How to design a classifier

In the present study, we showed that stripped down and slightly modified versions of seven different classification algorithms from the literature can be used to produce very similar fixation duration distributions from two different eye-tracking data sets. The trick is to use a classifier that is sensitive enough followed by selection rules that remove small and short saccades (< 1.0) and subsequently remove short fixations (< 60 ms). We showed that selection is an important process and that researchers should not worry too much about their classification algorithm as long as it is sensitive enough. Only if a researcher uses data of low quality (e.g., precision between 1 and 2.5), the I2MC classifier should be considered because the other methods cannot deal with eye-tracking data of low precision. How does a researcher know whether the current classifier is sensitive enough? Or how does a researcher know whether the quality of eye-tracking data is so good, that he should not consider using I2MC? The answer is simple: extensive manual inspection of the gaze signal with the classifications plotted on top should be a standard procedure for researchers to decide how to classify their fixations. Depending on the quality of the eye-tracking data, a researcher may also decide to use the method of Abdulin et al., (2017) to remove what they refer to as “rapid irregularly oscillating noise of the eye position signal”. In the present study, this happened to be an effective method to clean up eye-tracking data from the SMI RED250.

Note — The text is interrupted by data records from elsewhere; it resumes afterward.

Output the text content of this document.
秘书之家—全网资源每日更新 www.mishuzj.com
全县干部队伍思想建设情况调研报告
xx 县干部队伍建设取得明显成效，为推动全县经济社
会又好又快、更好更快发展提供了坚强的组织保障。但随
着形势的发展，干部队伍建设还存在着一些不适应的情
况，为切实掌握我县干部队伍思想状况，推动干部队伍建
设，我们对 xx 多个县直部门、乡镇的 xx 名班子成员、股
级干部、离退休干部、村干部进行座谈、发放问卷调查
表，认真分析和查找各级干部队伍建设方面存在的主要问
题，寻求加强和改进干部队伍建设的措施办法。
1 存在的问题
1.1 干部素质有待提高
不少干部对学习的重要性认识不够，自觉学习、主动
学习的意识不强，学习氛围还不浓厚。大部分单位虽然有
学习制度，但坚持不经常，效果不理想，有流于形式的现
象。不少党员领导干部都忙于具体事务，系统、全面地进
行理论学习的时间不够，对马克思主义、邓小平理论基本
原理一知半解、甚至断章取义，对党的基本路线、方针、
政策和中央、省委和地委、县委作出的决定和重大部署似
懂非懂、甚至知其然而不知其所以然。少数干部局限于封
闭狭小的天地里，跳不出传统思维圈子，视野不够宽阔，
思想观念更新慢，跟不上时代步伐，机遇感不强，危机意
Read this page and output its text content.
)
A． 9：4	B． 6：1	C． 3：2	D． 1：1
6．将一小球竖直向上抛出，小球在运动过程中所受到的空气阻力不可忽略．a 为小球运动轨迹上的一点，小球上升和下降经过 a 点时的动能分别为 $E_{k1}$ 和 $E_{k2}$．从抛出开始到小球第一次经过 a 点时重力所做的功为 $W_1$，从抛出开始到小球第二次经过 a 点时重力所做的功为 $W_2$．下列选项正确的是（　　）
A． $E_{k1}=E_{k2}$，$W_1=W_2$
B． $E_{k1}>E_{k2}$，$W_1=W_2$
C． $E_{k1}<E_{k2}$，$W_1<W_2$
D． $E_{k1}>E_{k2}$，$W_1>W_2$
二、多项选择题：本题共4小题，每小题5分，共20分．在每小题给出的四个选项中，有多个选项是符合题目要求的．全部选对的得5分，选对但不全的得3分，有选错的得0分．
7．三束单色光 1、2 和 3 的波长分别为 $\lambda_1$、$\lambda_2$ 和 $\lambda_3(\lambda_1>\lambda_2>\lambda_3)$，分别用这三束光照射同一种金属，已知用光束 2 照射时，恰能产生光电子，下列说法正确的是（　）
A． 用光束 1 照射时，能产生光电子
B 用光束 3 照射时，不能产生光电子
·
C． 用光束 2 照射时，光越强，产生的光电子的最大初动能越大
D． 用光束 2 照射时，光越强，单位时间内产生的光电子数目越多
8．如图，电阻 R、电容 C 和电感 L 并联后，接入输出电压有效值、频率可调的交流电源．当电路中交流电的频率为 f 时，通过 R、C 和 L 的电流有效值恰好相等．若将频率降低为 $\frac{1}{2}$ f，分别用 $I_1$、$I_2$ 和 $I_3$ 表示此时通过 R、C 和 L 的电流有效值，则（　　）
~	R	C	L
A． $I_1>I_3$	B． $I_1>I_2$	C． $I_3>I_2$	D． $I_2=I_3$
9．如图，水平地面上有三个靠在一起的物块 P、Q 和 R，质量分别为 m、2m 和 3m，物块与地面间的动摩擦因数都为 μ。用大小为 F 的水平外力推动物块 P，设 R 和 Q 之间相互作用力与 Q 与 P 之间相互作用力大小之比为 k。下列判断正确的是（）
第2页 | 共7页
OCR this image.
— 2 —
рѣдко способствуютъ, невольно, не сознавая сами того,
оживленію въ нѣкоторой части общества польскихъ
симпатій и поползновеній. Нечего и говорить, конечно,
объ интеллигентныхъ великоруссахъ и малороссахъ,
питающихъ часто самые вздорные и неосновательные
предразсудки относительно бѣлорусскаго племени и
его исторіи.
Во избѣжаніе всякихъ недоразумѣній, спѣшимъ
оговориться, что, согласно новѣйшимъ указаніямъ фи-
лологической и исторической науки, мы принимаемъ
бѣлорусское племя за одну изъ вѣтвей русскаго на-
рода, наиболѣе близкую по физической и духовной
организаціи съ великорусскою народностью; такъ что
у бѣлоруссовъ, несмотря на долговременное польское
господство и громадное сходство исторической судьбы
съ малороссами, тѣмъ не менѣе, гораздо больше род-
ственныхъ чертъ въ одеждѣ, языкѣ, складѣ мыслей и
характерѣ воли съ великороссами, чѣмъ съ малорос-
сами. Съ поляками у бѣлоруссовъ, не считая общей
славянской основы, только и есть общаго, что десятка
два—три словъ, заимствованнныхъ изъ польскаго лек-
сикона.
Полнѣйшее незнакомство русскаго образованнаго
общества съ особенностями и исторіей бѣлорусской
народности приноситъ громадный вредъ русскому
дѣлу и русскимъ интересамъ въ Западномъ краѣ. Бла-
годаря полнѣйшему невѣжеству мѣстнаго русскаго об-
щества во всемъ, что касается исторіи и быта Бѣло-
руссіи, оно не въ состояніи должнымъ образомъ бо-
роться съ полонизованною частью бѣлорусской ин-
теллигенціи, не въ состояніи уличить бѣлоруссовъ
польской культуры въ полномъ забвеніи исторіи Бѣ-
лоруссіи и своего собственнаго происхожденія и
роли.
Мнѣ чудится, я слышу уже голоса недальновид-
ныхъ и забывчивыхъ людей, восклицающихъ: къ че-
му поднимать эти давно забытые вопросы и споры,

Advantages of our implementations of existing algorithms

What is the difference between our implementations of the classification algorithms with selection rules at the end, versus an algorithm with all these selection rules baked-in or implicit to the algorithm? Is it only a difference in transparency? Probably, but transparency is not a goal in itself. Researchers should know their eye-tracking data, their classifiers (and settings) and should be aware of the effect of the selection rules as a function of their parameters. Researchers should have a clear idea what they expect from their classification (including selection). It does not matter whether they use closed-source, published or our implementations of existing classifiers. A deviation from the expected outcome (e.g., an unexpectedly high number of small saccades and/or short fixations should make a researcher cautious and willing to inspect the eye tracker signals with classifications plotted on top. Our implementations have at least two properties that make them preferable over the originals in our opinion: 1) they accept episodes of data loss and deal with them without interpolation and 2) they are fed with biophysically and physiologically relevant parameters that can be inspired by or found in the literature (e.g., span of the fovea, relations between amplitude, duration, and velocity of saccades). We also introduced I2MW (designed in a 10-min group discussion between the authors) that performs equally well as many of the more fancy algorithms. I2MW does not contain any “magic” and has only a few easy to adjust parameters. We recommend that researchers look at their gaze signal. Researchers should always report whether they performed selection and if they do, they should report the values of their parameters.

Conclusions

Selection rules play an important role in merging and selecting fixation candidates. For eye-tracking data with good to moderate precision (RMSD < 0.5), the classification algorithm of choice does not matter too much as long as it is sensitive enough. Two selection rules with minimal saccade amplitude (Amin = 1.0) and minimal fixation duration (Tmin = 60 ms) give remarkably good results in two representative eye-tracking data sets. Researchers should always report whether they performed selection and report what parameters they used.